With Bangui hovering on the edge of anarchy, French military reinforcements – including a fighter jet, helicopters and, on the ground, armoured vehicles – headed into one of the world's poorest countries.
Streets in the city were empty except for military vehicles and the trucks favoured by rebel forces who now claim control of the government.
There was no repeat of Thursday's clashes, which left more than 100 people dead in Bangui when Christian militias raided Muslim neighbourhoods. Still, it remains an open question how France can achieve even its limited goals in the six months allotted to the mission.
Muslim rebels have run rampant in the Central African Republic after toppling the president in March, fighting against Christian militias who back the ousted leader.
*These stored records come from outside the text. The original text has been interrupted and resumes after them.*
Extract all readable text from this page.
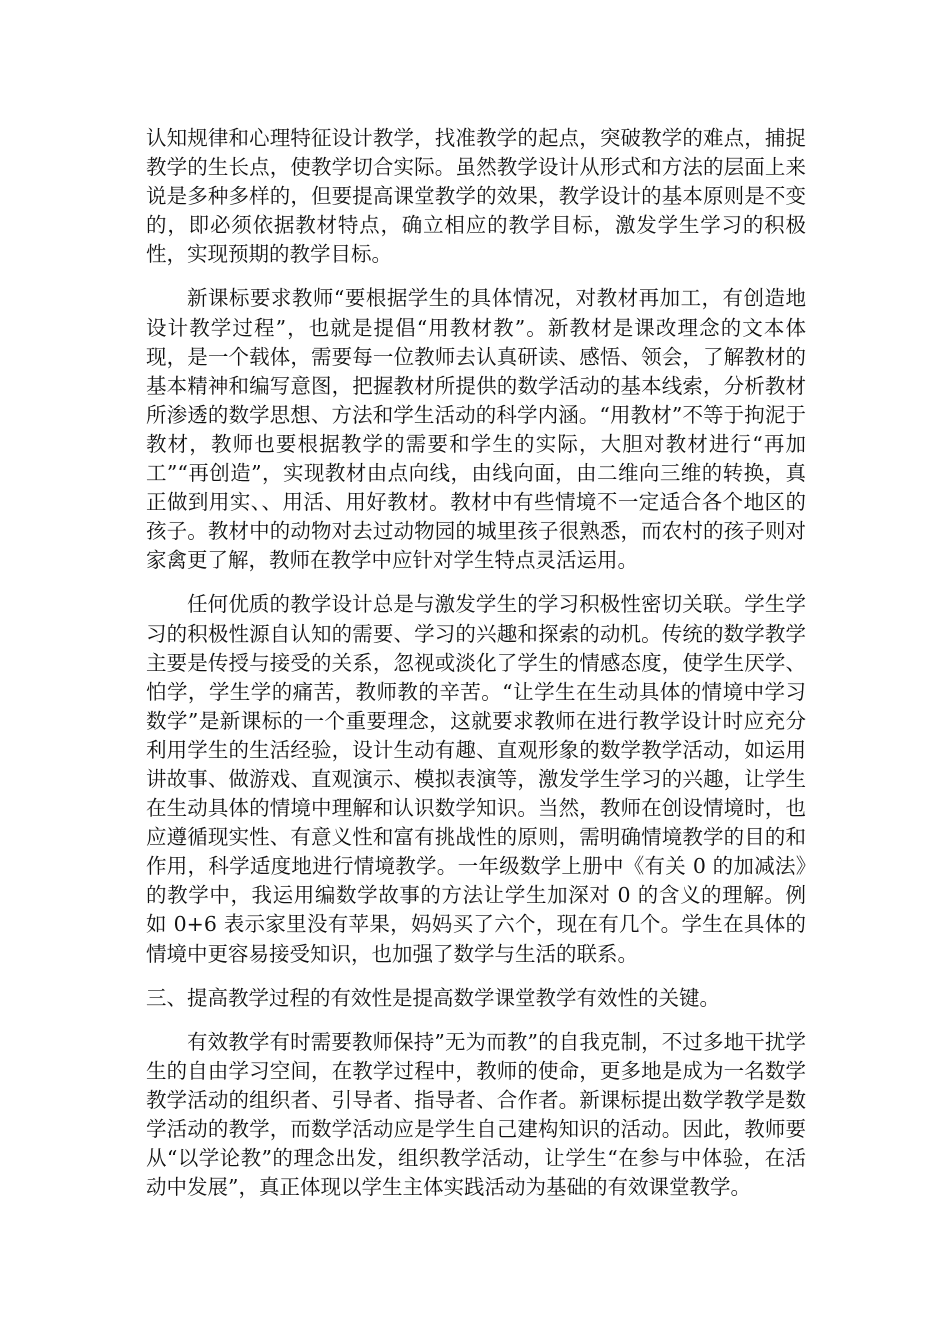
认知规律和心理特征设计教学，找准教学的起点，突破教学的难点，捕捉教学的生长点，使教学切合实际。虽然教学设计从形式和方法的层面上来说是多种多样的，但要提高课堂教学的效果，教学设计的基本原则是不变的，即必须依据教材特点，确立相应的教学目标，激发学生学习的积极性，实现预期的教学目标。

新课标要求教师“要根据学生的具体情况，对教材再加工，有创造地设计教学过程”，也就是提倡“用教材教”。新教材是课改理念的文本体现，是一个载体，需要每一位教师去认真研读、感悟、领会，了解教材的基本精神和编写意图，把握教材所提供的数学活动的基本线索，分析教材所渗透的数学思想、方法和学生活动的科学内涵。“用教材”不等于拘泥于教材，教师也要根据教学的需要和学生的实际，大胆对教材进行“再加工”“再创造”，实现教材由点向线，由线向面，由二维向三维的转换，真正做到用实、、用活、用好教材。教材中有些情境不一定适合各个地区的孩子。教材中的动物对去过动物园的城里孩子很熟悉，而农村的孩子则对家禽更了解，教师在教学中应针对学生特点灵活运用。

任何优质的教学设计总是与激发学生的学习积极性密切关联。学生学习的积极性源自认知的需要、学习的兴趣和探索的动机。传统的数学教学主要是传授与接受的关系，忽视或淡化了学生的情感态度，使学生厌学、怕学，学生学的痛苦，教师教的辛苦。“让学生在生动具体的情境中学习数学”是新课标的一个重要理念，这就要求教师在进行教学设计时应充分利用学生的生活经验，设计生动有趣、直观形象的数学教学活动，如运用讲故事、做游戏、直观演示、模拟表演等，激发学生学习的兴趣，让学生在生动具体的情境中理解和认识数学知识。当然，教师在创设情境时，也应遵循现实性、有意义性和富有挑战性的原则，需明确情境教学的目的和作用，科学适度地进行情境教学。一年级数学上册中《有关 0 的加减法》的教学中，我运用编数学故事的方法让学生加深对 0 的含义的理解。例如 0+6 表示家里没有苹果，妈妈买了六个，现在有几个。学生在具体的情境中更容易接受知识，也加强了数学与生活的联系。

三、提高教学过程的有效性是提高数学课堂教学有效性的关键。

有效教学有时需要教师保持”无为而教”的自我克制，不过多地干扰学生的自由学习空间，在教学过程中，教师的使命，更多地是成为一名数学教学活动的组织者、引导者、指导者、合作者。新课标提出数学教学是数学活动的教学，而数学活动应是学生自己建构知识的活动。因此，教师要从“以学论教”的理念出发，组织教学活动，让学生“在参与中体验，在活动中发展”，真正体现以学生主体实践活动为基础的有效课堂教学。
The capital remains awash with weapons and recent attempts at disarmament have yielded little success.
Despite the cheers that went up yesterday when jet engines roared overhead, France insisted it was going only reluctantly into the Central African Republic and with limited aims for an expected force of 1,200.
"You have to secure, you have to disarm," French defence minister Jean-Yves Le Drian said. "You have to ensure that the vandals, the bandits, the militias know they can't use the streets of Bangui for their battles."
Mr Le Drian said French forces protecting the airport opened fire on Thursday on a rebel pick-up truck bearing down on them, killing several men inside. He described the shooting as "legitimate defence". Meanwhile, the British Government was flying in military equipment to the Central African Republic to help with the French intervention.